The scientists surpassed the limit in their quest to build better gravitational wave detectors using squeezed light technology on 40kg test masses in LIGO detectors.
The technology was pioneered by the Australian National University and refined at Massachusetts Institute of Technology, which led to the development of the squeezed light apparatus at the LIGO and the groundbreaking result.
Gravitational wave detectors are the most precise measurement devices ever built, and the result shows they are now poised to see and exploit the effects of quantum physics, which governs the smallest objects in the universe, on human-sized objects like their 40kg test masses.
UWA physicist Dr Carl Blair, who was part of the team to make the discovery said discovering how to break quantum limits was significant for physics and science.
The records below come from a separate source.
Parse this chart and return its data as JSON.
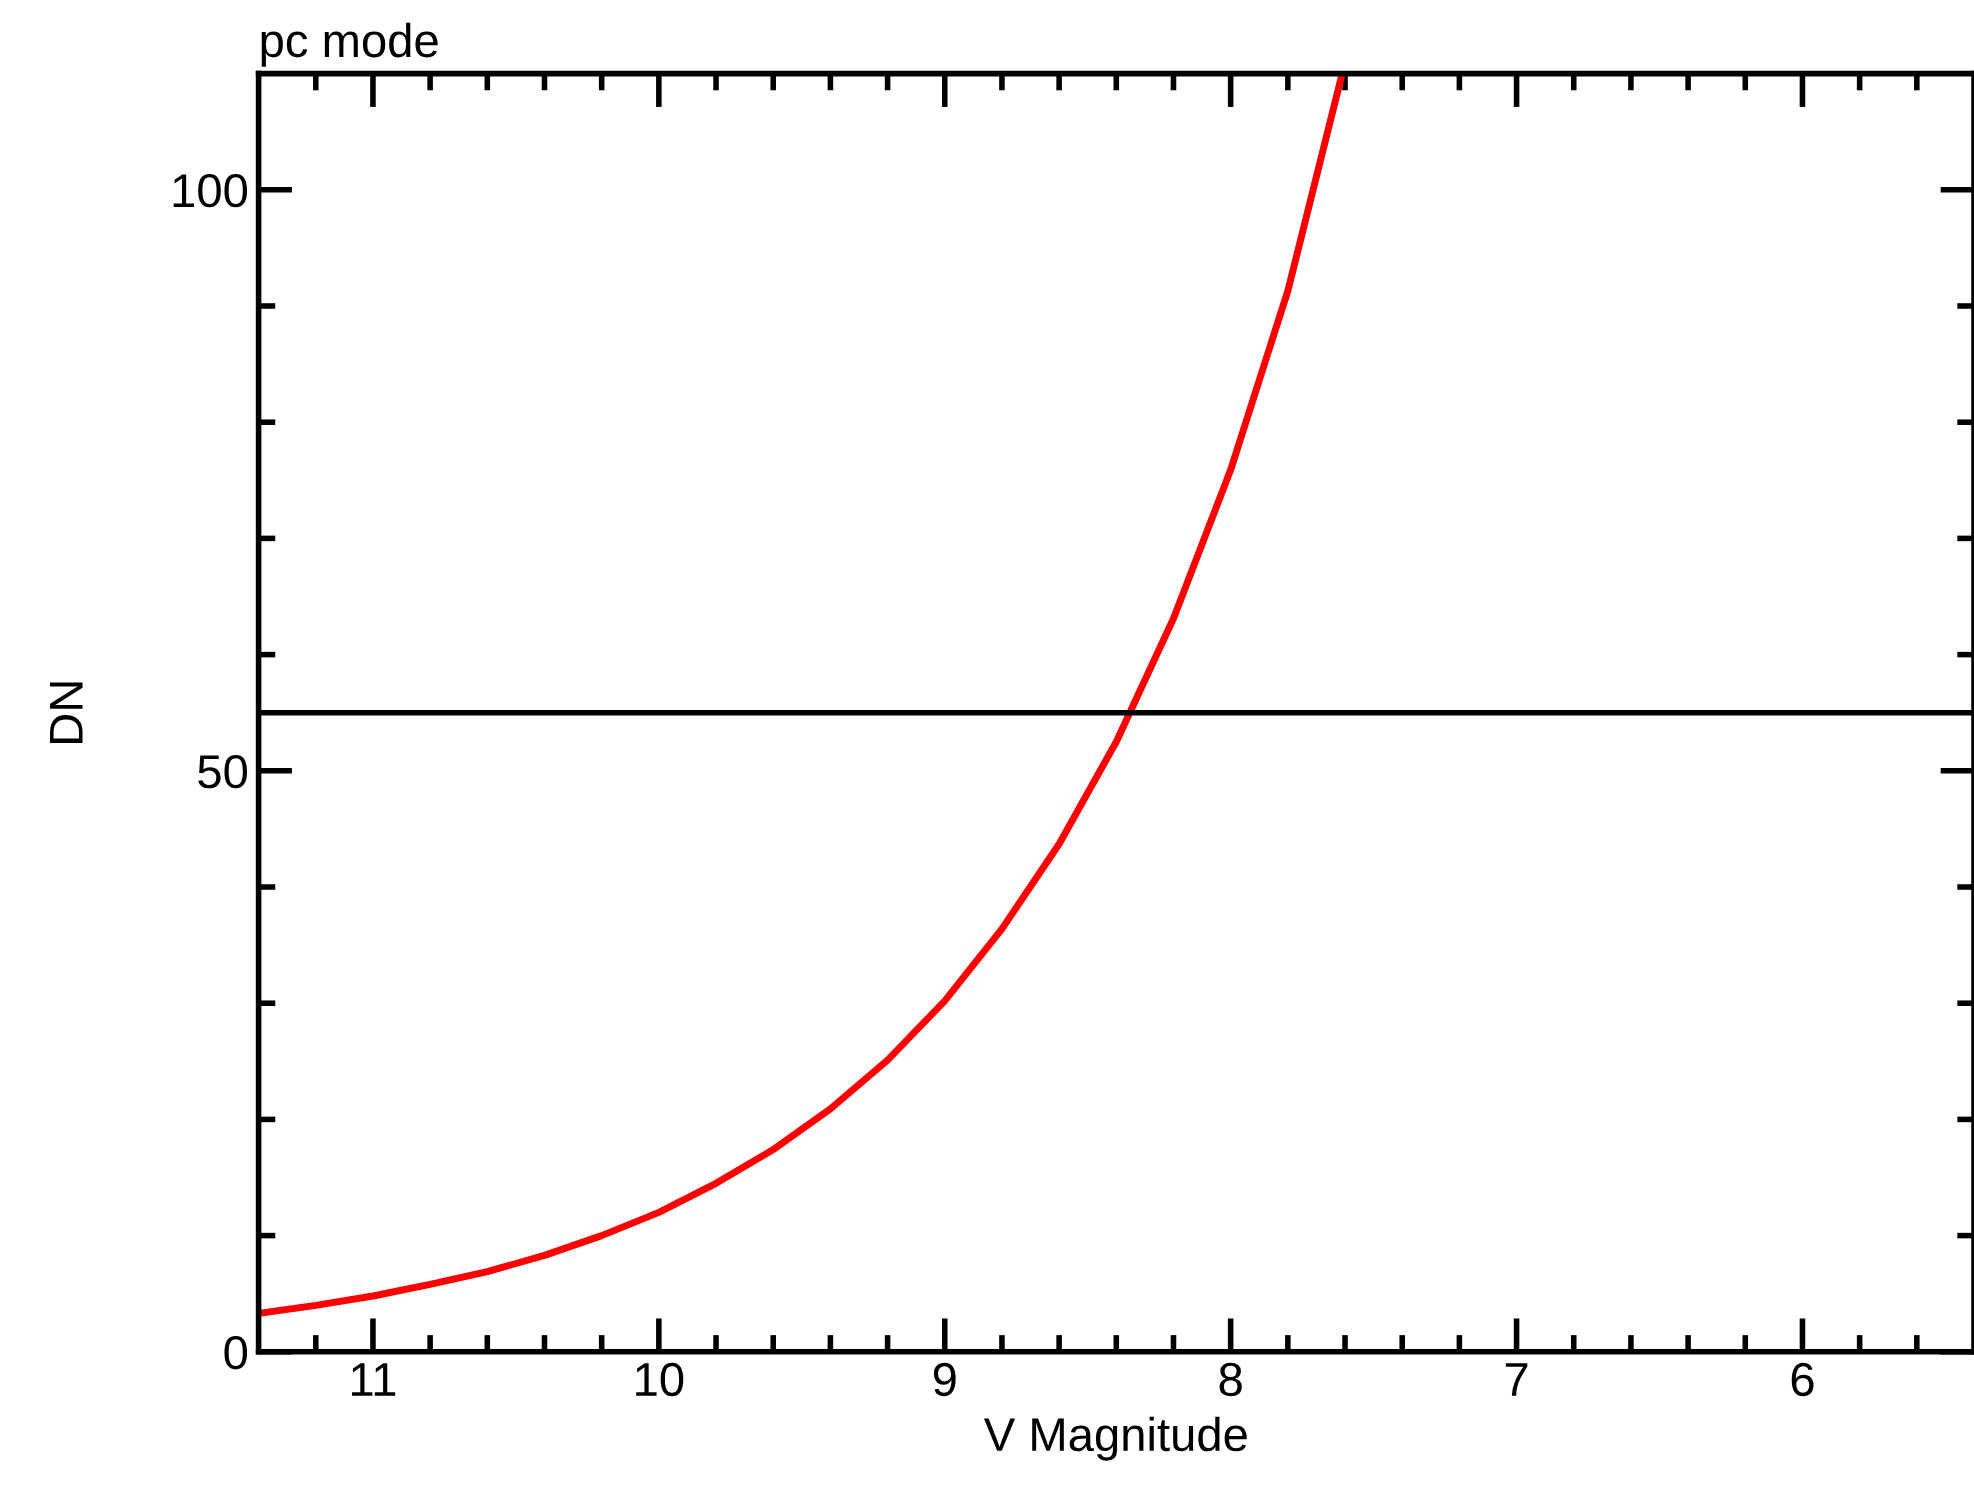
{
  "chart_data": {
    "type": "line",
    "title": "pc mode",
    "xlabel": "V Magnitude",
    "ylabel": "DN",
    "x": [
      11.4,
      11.2,
      11.0,
      10.8,
      10.6,
      10.4,
      10.2,
      10.0,
      9.8,
      9.6,
      9.4,
      9.2,
      9.0,
      8.8,
      8.6,
      8.4,
      8.2,
      8.0,
      7.8,
      7.61
    ],
    "series": [
      {
        "color": "#ff0000",
        "values": [
          3.3,
          4.0,
          4.8,
          5.8,
          6.9,
          8.3,
          10.0,
          12.0,
          14.5,
          17.4,
          20.9,
          25.1,
          30.2,
          36.4,
          43.7,
          52.5,
          63.1,
          75.9,
          91.3,
          110
        ]
      }
    ],
    "xlim": [
      11.4,
      5.4
    ],
    "ylim": [
      0,
      110
    ],
    "xticks": [
      {
        "value": 11.2,
        "label": null
      },
      11,
      {
        "value": 10.8,
        "label": null
      },
      {
        "value": 10.6,
        "label": null
      },
      {
        "value": 10.4,
        "label": null
      },
      {
        "value": 10.2,
        "label": null
      },
      10,
      {
        "value": 9.8,
        "label": null
      },
      {
        "value": 9.6,
        "label": null
      },
      {
        "value": 9.4,
        "label": null
      },
      {
        "value": 9.2,
        "label": null
      },
      9,
      {
        "value": 8.8,
        "label": null
      },
      {
        "value": 8.6,
        "label": null
      },
      {
        "value": 8.4,
        "label": null
      },
      {
        "value": 8.2,
        "label": null
      },
      8,
      {
        "value": 7.8,
        "label": null
      },
      {
        "value": 7.6,
        "label": null
      },
      {
        "value": 7.4,
        "label": null
      },
      {
        "value": 7.2,
        "label": null
      },
      7,
      {
        "value": 6.8,
        "label": null
      },
      {
        "value": 6.6,
        "label": null
      },
      {
        "value": 6.4,
        "label": null
      },
      {
        "value": 6.2,
        "label": null
      },
      6,
      {
        "value": 5.8,
        "label": null
      },
      {
        "value": 5.6,
        "label": null
      }
    ],
    "yticks": [
      0,
      {
        "value": 10,
        "label": null
      },
      {
        "value": 20,
        "label": null
      },
      {
        "value": 30,
        "label": null
      },
      {
        "value": 40,
        "label": null
      },
      50,
      {
        "value": 60,
        "label": null
      },
      {
        "value": 70,
        "label": null
      },
      {
        "value": 80,
        "label": null
      },
      {
        "value": 90,
        "label": null
      },
      100
    ],
    "ref_lines": [
      {
        "axis": "y",
        "value": 55,
        "color": "#000000"
      }
    ],
    "grid": false,
    "legend": false,
    "marker": "none",
    "line_style": "solid"
  }
}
“It’s amazing to think that sitting in the control room at LIGO, by manipulating some controls on a computer you can manipulate the quantum noise of a 40 kg mirror,” he said.
“We were able to break the limit doing something very mysterious – squeezing the quantum vacuum,” he said.
“Now that it has been proven possible, this new technology can be used to build more sensitive machines to explore the Universe.
“In breaking this limit, we are now entering a world where quantum limits on measurements can be routinely surpassed.”
Scientist Dr Xu Chen, also from UWA, said OzGrav and their collaborators were able to smash through the quantum noise barrier of gravitational-wave detectors. “At UWA, we aim to improve the sensitivity further with a white-light cavity.
This works best at higher frequencies where we can see more binary neutron stars colliding,” she said.